Singularity theory of Weyl-point creation and annihilation

TL;DR

This paper establishes a fundamental link between Weyl point mergers in topological materials and singularity theory, revealing universal geometric features and classifying phase boundary points through singularity classes, with demonstrations on specific models.

Contribution

It introduces a novel connection between Weyl point mergers and singularity theory, providing a universal classification framework for phase boundary points in Weyl phase diagrams.

Findings

Weyl point mergers correspond to singularity classes of maps between manifolds.

The work demonstrates a swallowtail singularity in a Weyl--Josephson circuit.

Rich patterns of fold lines and cusp points are observed in BdG Hamiltonians.

Abstract

Weyl points (WP) are robust spectral degeneracies, which can not be split by small perturbations, as they are protected by their non-zero topological charge.
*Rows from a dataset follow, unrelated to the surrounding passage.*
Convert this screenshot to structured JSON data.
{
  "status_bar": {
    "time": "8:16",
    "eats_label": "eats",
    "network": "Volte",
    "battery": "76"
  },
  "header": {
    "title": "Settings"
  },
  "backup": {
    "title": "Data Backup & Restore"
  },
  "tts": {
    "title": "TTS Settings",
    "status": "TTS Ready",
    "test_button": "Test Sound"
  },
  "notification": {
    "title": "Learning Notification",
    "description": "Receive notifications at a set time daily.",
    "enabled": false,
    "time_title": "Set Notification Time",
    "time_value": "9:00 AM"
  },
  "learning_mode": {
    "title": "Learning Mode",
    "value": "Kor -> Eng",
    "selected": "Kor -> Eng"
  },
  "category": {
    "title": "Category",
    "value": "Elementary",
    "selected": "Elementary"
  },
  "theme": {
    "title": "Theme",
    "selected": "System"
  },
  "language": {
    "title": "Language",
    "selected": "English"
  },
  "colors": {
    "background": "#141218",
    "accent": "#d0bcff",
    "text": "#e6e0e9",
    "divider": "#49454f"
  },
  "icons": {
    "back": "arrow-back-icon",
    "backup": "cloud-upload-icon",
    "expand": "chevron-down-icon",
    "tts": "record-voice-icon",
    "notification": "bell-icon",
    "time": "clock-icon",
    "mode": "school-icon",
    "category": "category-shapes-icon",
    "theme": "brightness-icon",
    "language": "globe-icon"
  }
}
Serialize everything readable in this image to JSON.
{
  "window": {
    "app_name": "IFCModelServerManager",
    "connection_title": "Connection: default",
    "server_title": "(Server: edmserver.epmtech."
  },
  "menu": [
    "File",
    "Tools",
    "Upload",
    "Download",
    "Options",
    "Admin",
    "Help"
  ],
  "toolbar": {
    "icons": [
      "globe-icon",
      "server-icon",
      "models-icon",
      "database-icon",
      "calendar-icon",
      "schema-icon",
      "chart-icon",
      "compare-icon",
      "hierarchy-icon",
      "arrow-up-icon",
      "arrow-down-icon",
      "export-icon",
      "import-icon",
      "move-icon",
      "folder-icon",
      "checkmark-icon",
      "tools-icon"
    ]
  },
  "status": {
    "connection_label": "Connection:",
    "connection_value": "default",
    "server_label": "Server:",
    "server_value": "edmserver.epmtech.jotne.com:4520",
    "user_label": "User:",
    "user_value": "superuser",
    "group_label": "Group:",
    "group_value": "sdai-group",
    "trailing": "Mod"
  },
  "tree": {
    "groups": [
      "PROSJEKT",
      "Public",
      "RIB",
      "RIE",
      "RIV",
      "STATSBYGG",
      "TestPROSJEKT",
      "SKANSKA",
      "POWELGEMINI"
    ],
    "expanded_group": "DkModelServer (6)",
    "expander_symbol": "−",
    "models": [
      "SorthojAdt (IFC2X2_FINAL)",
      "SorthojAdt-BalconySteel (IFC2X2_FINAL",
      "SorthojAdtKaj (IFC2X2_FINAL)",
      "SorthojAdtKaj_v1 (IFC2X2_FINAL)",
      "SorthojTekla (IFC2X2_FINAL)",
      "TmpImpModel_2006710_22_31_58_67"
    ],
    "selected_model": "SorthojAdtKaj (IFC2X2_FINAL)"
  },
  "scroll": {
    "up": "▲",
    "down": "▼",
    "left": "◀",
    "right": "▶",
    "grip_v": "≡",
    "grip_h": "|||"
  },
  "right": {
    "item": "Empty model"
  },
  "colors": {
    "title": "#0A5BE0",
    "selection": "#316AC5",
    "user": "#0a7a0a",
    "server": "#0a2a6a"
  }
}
For larger perturbations, WPs can disappear via pairwise annihilation, where two oppositely charged WPs merge, and the resulting neutral degeneracy disappears. The neutral degeneracy is unstable, meaning that it requires the fine-tuning of the perturbation. Fine-tuning of more than one parameter can lead to more exotic WP mergers. In this work, we reveal and analyze a fundamental connection of the WP mergers and singularity theory: phase boundary points of Weyl phase diagrams, i.e., control parameter values where Weyl point mergers happen, can be classified according to singularity classes of maps between manifolds of equal dimension. We demonstrate this connection on a Weyl--Josephson circuit where the merger of 4 WPs draw a swallowtail singularity, and in a random BdG Hamiltonian which reveal a rich pattern of fold lines and cusp points. Our results predict universal geometrical features of Weyl phase diagrams, and generalize naturally to creation and annihilation of Weyl points in electronic (phononic, magnonic, photonic, etc) band-structure models, where Weyl phase transitions can be triggered by control parameters such as mechanical strain.